Ancient coin might hold clue to Church coverup of star explosion event

Some have speculated that a supernova event was deliberately erased from history for religious reasons. But a hint though slipped through the cracks

In 1054, the people of Earth were treated to an uncommon sight.

A strange light exploded and lit up the sky. For no fewer than 23 days the explosion—caused by a star running out of fuel and blowing up—was visible in the sky. For several hundred nights after the event the supernova remained visible in the sky. Stargazers around the world commented on the extraordinary celestial event, but Europe fell strangely silent. As far as contemporary historians were concerned, it never happened. Some have speculated that it was deliberately erased from history for religious reasons. But perhaps some hint of the censored event slipped through the cracks. A team of scholars claim to have discovered evidence of the mysterious event hidden in the symbols on a limited-edition gold coin.

The supernova event known as SN 1054 made proverbial headlines around the world. The first naked-eye sighting during the daytime was recorded on July 4, 1054, in East Asia. By mid-August the brightness of the explosion began to sharply decline, with the last nighttime sighting recorded on April 6, 1056. Astronomers in China, Korean, and Japan commented on the star and scholars have connected Native American paintings from Arizona, an Anasazi petroglyph from New Mexico, and Aboriginal oral traditions to the event.

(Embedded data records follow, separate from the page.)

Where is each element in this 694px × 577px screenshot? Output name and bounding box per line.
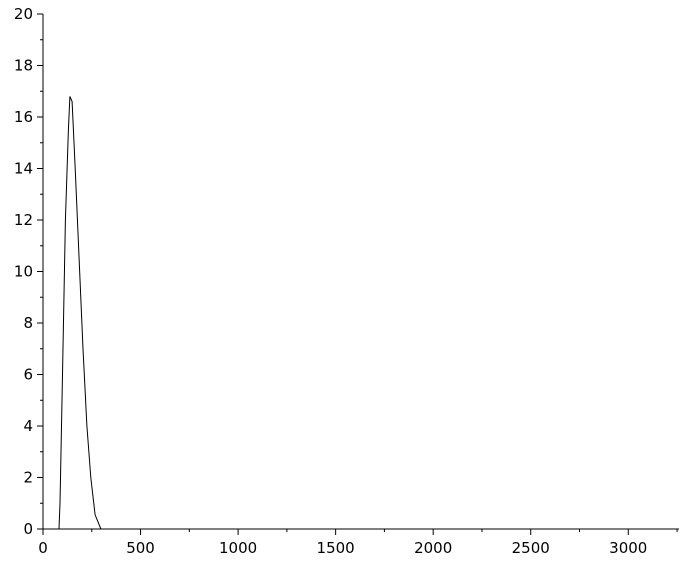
y-tick-label: 16 — [14, 108, 33, 126]
x-tick-label: 2000 — [414, 539, 452, 557]
y-tick-label: 14 — [14, 160, 33, 178]
y-tick-label: 2 — [23, 469, 33, 487]
y-tick-label: 12 — [14, 211, 33, 229]
y-tick-label: 0 — [23, 520, 33, 538]
y-tick-label: 6 — [23, 366, 33, 384]
x-tick-label: 0 — [38, 539, 48, 557]
x-tick-label: 500 — [126, 539, 155, 557]
y-tick-label: 8 — [23, 314, 33, 332]
x-tick-label: 1500 — [317, 539, 355, 557]
y-tick-label: 18 — [14, 57, 33, 75]
y-tick-label: 20 — [14, 5, 33, 23]
series-line — [58, 96, 102, 530]
y-tick-label: 4 — [23, 417, 33, 435]
x-tick-label: 2500 — [512, 539, 550, 557]
y-tick-label: 10 — [14, 263, 33, 281]
x-tick-label: 1000 — [219, 539, 257, 557]
x-tick-label: 3000 — [609, 539, 647, 557]
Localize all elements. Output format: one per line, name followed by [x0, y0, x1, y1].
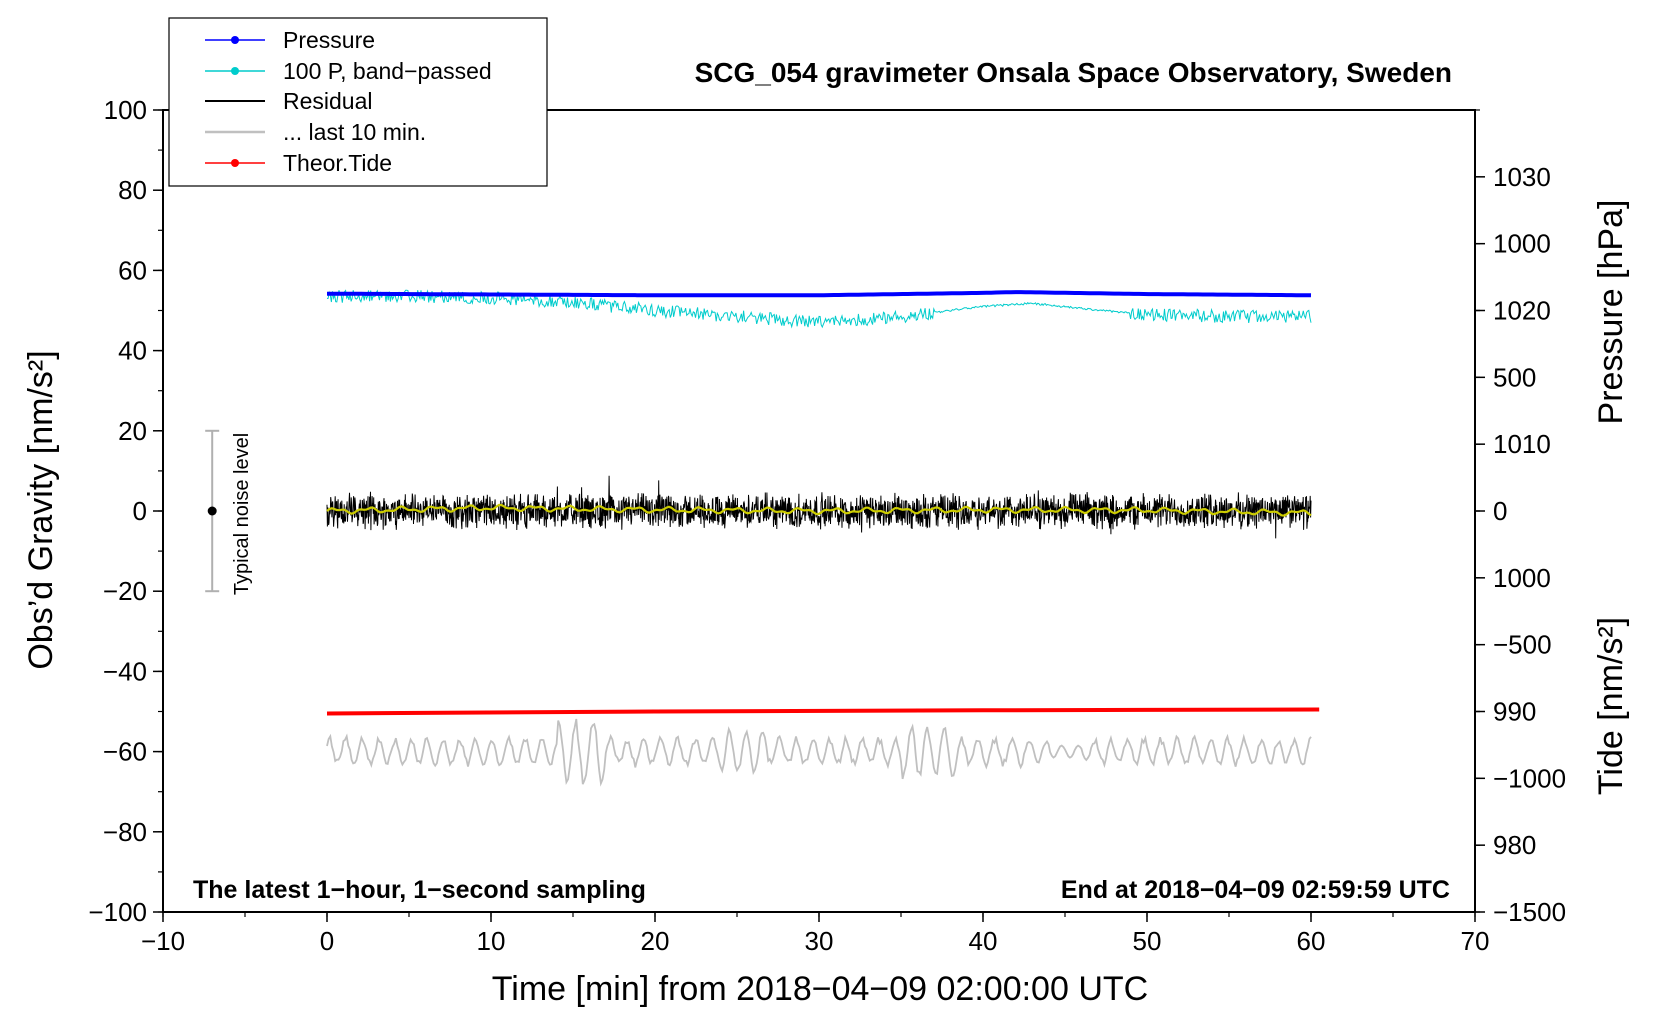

But in Europe, most agree, the archival evidence is negligible. The celebrated astrologer Ibn Butlan, who was in Constantinople during the explosion, only reported it once he had left his well-compensated position and returned to Cairo. Part of the reason for Europe’s silence on this event, scholars have speculated, was the theological problems that astrology and the star represents. Europe was not always silent on astrological events—SN 1006 was recorded in numerous documents—but clearly there was something different about this potential portent.

Perhaps the solution lies in the complicated political and religious situation of the time. July 1054 was a busy time for European Christians. The church was torn apart by the Great Schism between Eastern and Western Churches (what are, today, known as the Roman Catholic and Eastern Orthodox Churches). The schism, which was centuries in the making, is usually dated to July 16, 1054, when three papal legates excommunicated the Eastern Patriarch Michael Cerularius. The timing of the excommunication corresponds to the period when the supernova would have been most visible in the morning sky.

In a recently published article in the European Journal of Science and Theology, and reported on by Livescience, an international team of scholars examined a set of small coins minted during the reign of the Byzantine Emperor Constantine IX. Most of the coins show the head of the emperor accompanied by a single bright star, but one set shows him flanked by two. The emperor’s head they argue, represents the sun. The eastern star is a reference to Venus (or the Morning Star) and the second star is a cipher for the supernova. Going further, they suggest that subsequent minting of this two-starred limited-edition coin may actually show the star’s light waning over time.